Whenever used in this Agreement, the term "Including" or “Such as”, whether capitalized or not, means without limitation to the preceding phrase. All examples and e.g. notations are illustrative, not exhaustive.
This Agreement constitutes the entire agreement between the Customer and Guesty concerning the subject matter herein, and supersedes all prior and contemporaneous negotiations and oral representations, agreements and statements.
This Agreement may only be modified by written amendment duly executed by us. No waiver, concession, extension, representation, alteration, addition or derogation from the Agreement by us, or pursuant to the Terms, will be effective unless consented to explicitly and executed in writing by our authorized representative.
Failure on our part to demand performance of any provision in the Agreement shall not constitute a waiver of any of our rights under the Terms.
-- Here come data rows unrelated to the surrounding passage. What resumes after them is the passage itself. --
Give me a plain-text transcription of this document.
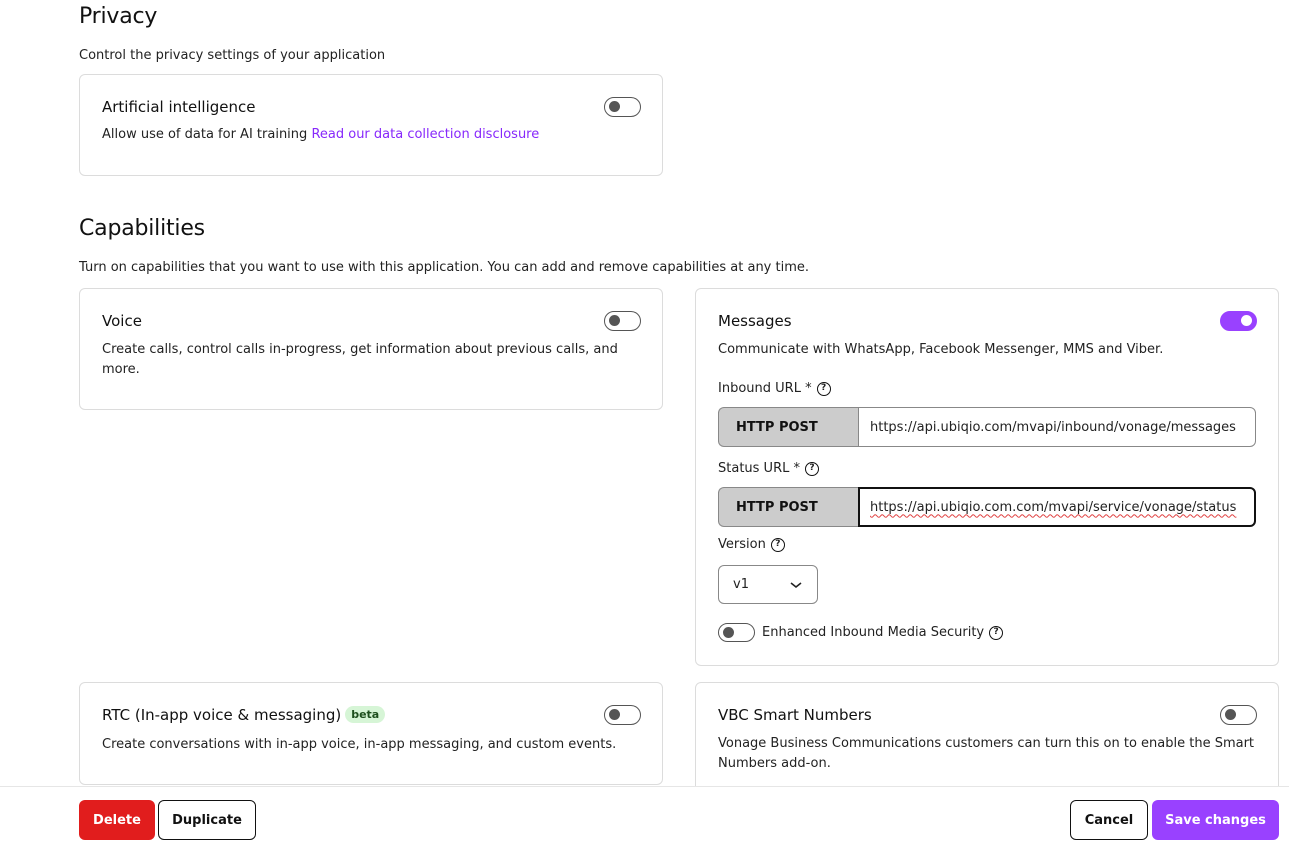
Privacy
Control the privacy settings of your application
Artificial intelligence
Allow use of data for AI training Read our data collection disclosure
Capabilities
Turn on capabilities that you want to use with this application. You can add and remove capabilities at any time.
Voice
Create calls, control calls in-progress, get information about previous calls, and more.
Messages
Communicate with WhatsApp, Facebook Messenger, MMS and Viber.
Inbound URL *	?
HTTP POST	https://api.ubiqio.com/mvapi/inbound/vonage/messages
Status URL *	?
HTTP POST	https://api.ubiqio.com.com/mvapi/service/vonage/status
Version	?
v1
Enhanced Inbound Media Security	?
RTC (In-app voice & messaging) beta
Create conversations with in-app voice, in-app messaging, and custom events.
VBC Smart Numbers
Vonage Business Communications customers can turn this on to enable the Smart Numbers add-on.
Delete	Duplicate	Cancel	Save changes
The Customer may not assign, delegate or transfer the Customer’s rights and obligations under the Agreement without our prior written consent. Any attempted or actual assignment by the Customer, without our prior consent, shall be null and void. We may assign and delegate these Terms in their entirety, including all right, duties, liabilities and obligations therein, upon notice to the Customer, to a third-party, upon a merger, acquisition, change of control or the sale of all or substantially all of its equity or assets relating to the Agreement. By virtue of such assignment and delegation, the assignee assumes our stead, including all right, duties, liabilities and obligations and we are irrevocably released from the same.
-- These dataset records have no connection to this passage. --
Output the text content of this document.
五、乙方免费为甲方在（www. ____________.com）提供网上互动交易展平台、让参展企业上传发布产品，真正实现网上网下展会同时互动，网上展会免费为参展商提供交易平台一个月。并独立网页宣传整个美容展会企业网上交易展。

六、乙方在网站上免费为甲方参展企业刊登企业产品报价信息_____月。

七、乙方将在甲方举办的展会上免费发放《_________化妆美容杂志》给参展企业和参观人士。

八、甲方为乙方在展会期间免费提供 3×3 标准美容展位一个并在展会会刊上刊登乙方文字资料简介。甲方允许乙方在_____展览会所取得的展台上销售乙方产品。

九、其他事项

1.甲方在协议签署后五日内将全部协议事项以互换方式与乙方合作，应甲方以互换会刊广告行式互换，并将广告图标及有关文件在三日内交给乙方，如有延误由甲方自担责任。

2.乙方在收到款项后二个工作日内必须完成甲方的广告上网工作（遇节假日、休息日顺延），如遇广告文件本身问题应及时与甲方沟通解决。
If any provision of the Agreement is held to be illegal, invalid, or unenforceable by a competent court or arbitration tribunal, then the provision shall be performed and enforced to the maximum extent permissible by law to reflect as closely as possible, the original intention of that provision, and the remaining provisions of the Agreement shall continue to remain in full force and effect.